I hadn't touched Cesta's code in over a year, and it was getting pretty crufty even then, so I didn't bother trying to modernize it. Instead, I'm applying a marvelous technique I learned from John Brewer: TONSO, or Take Off and Nuke the Site from Orbit.
(It's the only way to be sure.)
The interesting thing is how fast it's come along. I bootstrapped the core system (with an Ethernet decoder) in an evening of work, while distracted by clee and Ben-from-Apple. Starting from a clean slate really helps you reduce a system to its essentials -- and working in Objective-C didn't hurt either. (Still one of my favorite languages of all time.)
I've rebuilt most of what the last Cesta generation could do, and killed off a number of ingrained-but-incorrect assumptions in the old domain model. We should have feature-parity with Wireshark in the not-too-distant future, which is not a slam against the Wireshark devs by any means -- they're very smart. No, it's a tribute to how easy developing Mac software in Objective-C has become.
We're targeting Tiger-and-later with this rev, whereas the original Cesta worked all the way back to 10.2. This makes things a lot cleaner: Mac OS X really is evolving at a breakneck pace, and while all the old APIs are still supported (and much faster), there are new ways of doing everything that are so much better.
Case in point: Cocoa Bindings. Much of the code in Cesta Of Old was dedicated to shuttling pieces of data onto, and off of, the screen. I'm a user-interface geek, so it had to be blindingly fast, absolutely intuitive, and as fluid as Mac apps are expected to be -- and I paid for my high standards in code.
Now? There is no code.
Using Cocoa Bindings, I wire up my UI widgets to my underlying domain model using Interface Builder, and the runtime figures out how best to move and cache the data. The new Cesta UI is entirely Bindings-driven, leaving the whole user interface as a thin projection of the underlying objects -- from the chooser that lets you pick the network interface(s) to capture from, right up to the three-paned packet list and dissector.
If I have to, I can drop in optimizations where needed (Objective-C's category mechanism keeps it clean) -- but thus far, it hasn't been necessary. Cocoa Bindings is fast; far faster than I expected, and they say it'll only get faster with time. It doesn't break a sweat displaying hundreds of thousands of decoded packets in a table. I am impressed.
(I met the folks behind the Bindings API at a recent Cocoaheads meeting, and not only do they produce great things, they're also very friendly and tolerant of n00b questions.)
Not having to hand-code the user interface has freed me up to work on more interesting parts of the application. In the two weeks that this Cesta codebase has been under development, we've added features that I only dreamed of in the last rev. For example, Cesta can now integrate data from any number of network interfaces in a single capture, and can attach and detach interfaces on the fly. (These changes are even recorded inline, right in the capture, for future reference.)

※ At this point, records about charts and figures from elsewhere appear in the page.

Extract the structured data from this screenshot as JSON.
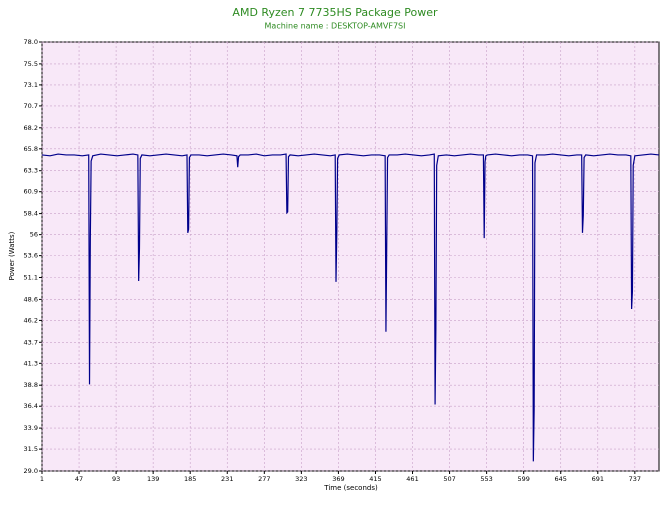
{
  "chart_data": {
    "type": "line",
    "title": "AMD Ryzen 7 7735HS Package Power",
    "subtitle": "Machine name : DESKTOP-AMVF7SI",
    "x_label": "Time (seconds)",
    "y_label": "Power (Watts)",
    "x": [
      1,
      11,
      21,
      31,
      41,
      51,
      59,
      60,
      61,
      62,
      64,
      74,
      84,
      94,
      104,
      114,
      120,
      121,
      122,
      123,
      125,
      135,
      145,
      155,
      165,
      175,
      181,
      182,
      183,
      184,
      186,
      196,
      206,
      216,
      226,
      236,
      243,
      244,
      245,
      247,
      257,
      267,
      277,
      287,
      297,
      304,
      305,
      306,
      307,
      309,
      319,
      329,
      339,
      349,
      359,
      365,
      366,
      367,
      368,
      370,
      380,
      390,
      400,
      410,
      420,
      427,
      428,
      429,
      430,
      432,
      442,
      452,
      462,
      472,
      482,
      488,
      489,
      490,
      491,
      493,
      503,
      513,
      523,
      533,
      543,
      549,
      550,
      551,
      552,
      554,
      564,
      574,
      584,
      594,
      604,
      610,
      611,
      612,
      613,
      615,
      625,
      635,
      645,
      655,
      665,
      671,
      672,
      673,
      674,
      676,
      686,
      696,
      706,
      716,
      726,
      732,
      733,
      734,
      735,
      737,
      747,
      757,
      767
    ],
    "series": [
      {
        "name": "Package Power",
        "color": "#00008b",
        "values": [
          65.1,
          65.0,
          65.2,
          65.1,
          65.1,
          65.0,
          65.1,
          38.9,
          55.6,
          64.4,
          65.0,
          65.2,
          65.1,
          65.0,
          65.1,
          65.2,
          65.1,
          50.7,
          54.4,
          64.7,
          65.1,
          65.0,
          65.1,
          65.2,
          65.1,
          65.0,
          65.1,
          56.2,
          56.6,
          64.8,
          65.1,
          65.1,
          65.0,
          65.1,
          65.2,
          65.1,
          65.0,
          63.7,
          64.9,
          65.1,
          65.1,
          65.2,
          65.0,
          65.1,
          65.1,
          65.2,
          58.5,
          58.6,
          64.9,
          65.1,
          65.0,
          65.1,
          65.2,
          65.1,
          65.0,
          65.1,
          50.6,
          56.3,
          64.7,
          65.1,
          65.2,
          65.1,
          65.0,
          65.1,
          65.1,
          65.0,
          44.9,
          55.0,
          64.8,
          65.1,
          65.1,
          65.2,
          65.1,
          65.0,
          65.1,
          65.2,
          36.6,
          45.3,
          63.9,
          65.0,
          65.1,
          65.0,
          65.1,
          65.2,
          65.1,
          65.1,
          55.6,
          64.3,
          65.0,
          65.1,
          65.2,
          65.1,
          65.0,
          65.1,
          65.1,
          65.0,
          30.1,
          36.0,
          64.2,
          65.1,
          65.1,
          65.2,
          65.1,
          65.0,
          65.1,
          65.1,
          56.2,
          58.2,
          64.8,
          65.1,
          65.0,
          65.1,
          65.2,
          65.1,
          65.1,
          65.0,
          47.5,
          49.5,
          63.9,
          65.0,
          65.1,
          65.2,
          65.1
        ]
      }
    ],
    "xlim": [
      1,
      767
    ],
    "xticks": [
      1,
      47,
      93,
      139,
      185,
      231,
      277,
      323,
      369,
      415,
      461,
      507,
      553,
      599,
      645,
      691,
      737
    ],
    "ylim": [
      29,
      78
    ],
    "yticks": [
      {
        "value": 78,
        "label": "78.0"
      },
      75.5,
      73.1,
      70.7,
      68.2,
      65.8,
      63.3,
      60.9,
      58.4,
      56.0,
      53.6,
      51.1,
      48.6,
      46.2,
      43.7,
      41.3,
      38.8,
      36.4,
      33.9,
      31.5,
      {
        "value": 29,
        "label": "29.0"
      }
    ],
    "grid": true
  }
}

It's also grown a general framework for finding, highlighting, and explaining problems in packets. If an IP checksum is wrong, for example, it's highlighted in the UI, and the user can see a localized explanation of the issue.
We have found one issue, however. clee is totally new to Cocoa, just having cracked open the Hillegass book, and the Cesta codebase is total greek to him -- even though he's a very sharp programmer, fluent in half a dozen languages.
I can't blame him. The main difference between this Cesta and the last is that I now fully grok the Cocoa application/document architecture. It took me a couple years of diligent study to get everything right (because some important parts of it are not terribly well-documented -- and I didn't have the Hillegass book). To a newcomer, the control flow is almost entirely opaque. Sure, you can see that CSCaptureDocument seems to be some sort of document that holds a capture, but it's never created anywhere -- and neither are most of the other classes! How on earth do they talk to each other?
The answer, of course, is that a good chunk of the application logic is effectively hidden. It's not in the source code; it's in property list files, in the Interface Builder nibs, in interactions with closed-source frameworks. To a programmer used to programming, well, code, and accustomed to fully open-source systems, Cocoa can be pretty mysterious. To really understand a Cocoa application, particularly one that has drank as deeply of the Kool-Aid as Cesta has, one must understand all these non-code resources -- and, in some cases, read the API docs on every dependent class, trying to figure out who calls what delegate method and why.
Ironically, the loose coupling that makes control flow hard to understand is also one of Cocoa's greatest strengths. (Though part of the problem -- possibly a large part -- is Xcode, which is firmly lodged about six years behind the IDE state-of-the-art. From a Java perspective, it feels like my 1999 work in Forte, rather than my 2007 work in Eclipse.)
To diverge even further from the alleged topic of this post, this also worries me on my applications at work. Us loosely-coupled object systems guys are leaning pretty heavily on dependency injection and event-driven applications these days, and it may come to the point where the only way to understand the flow of control is to step through the app in a debugger. Not an ideal solution.
Anyway. Coming back around to Cesta, there's one other point of interest: we'll be open-sourcing this version, most likely under a BSD license. I've been out of real open source development for too long. It'll be good to be back.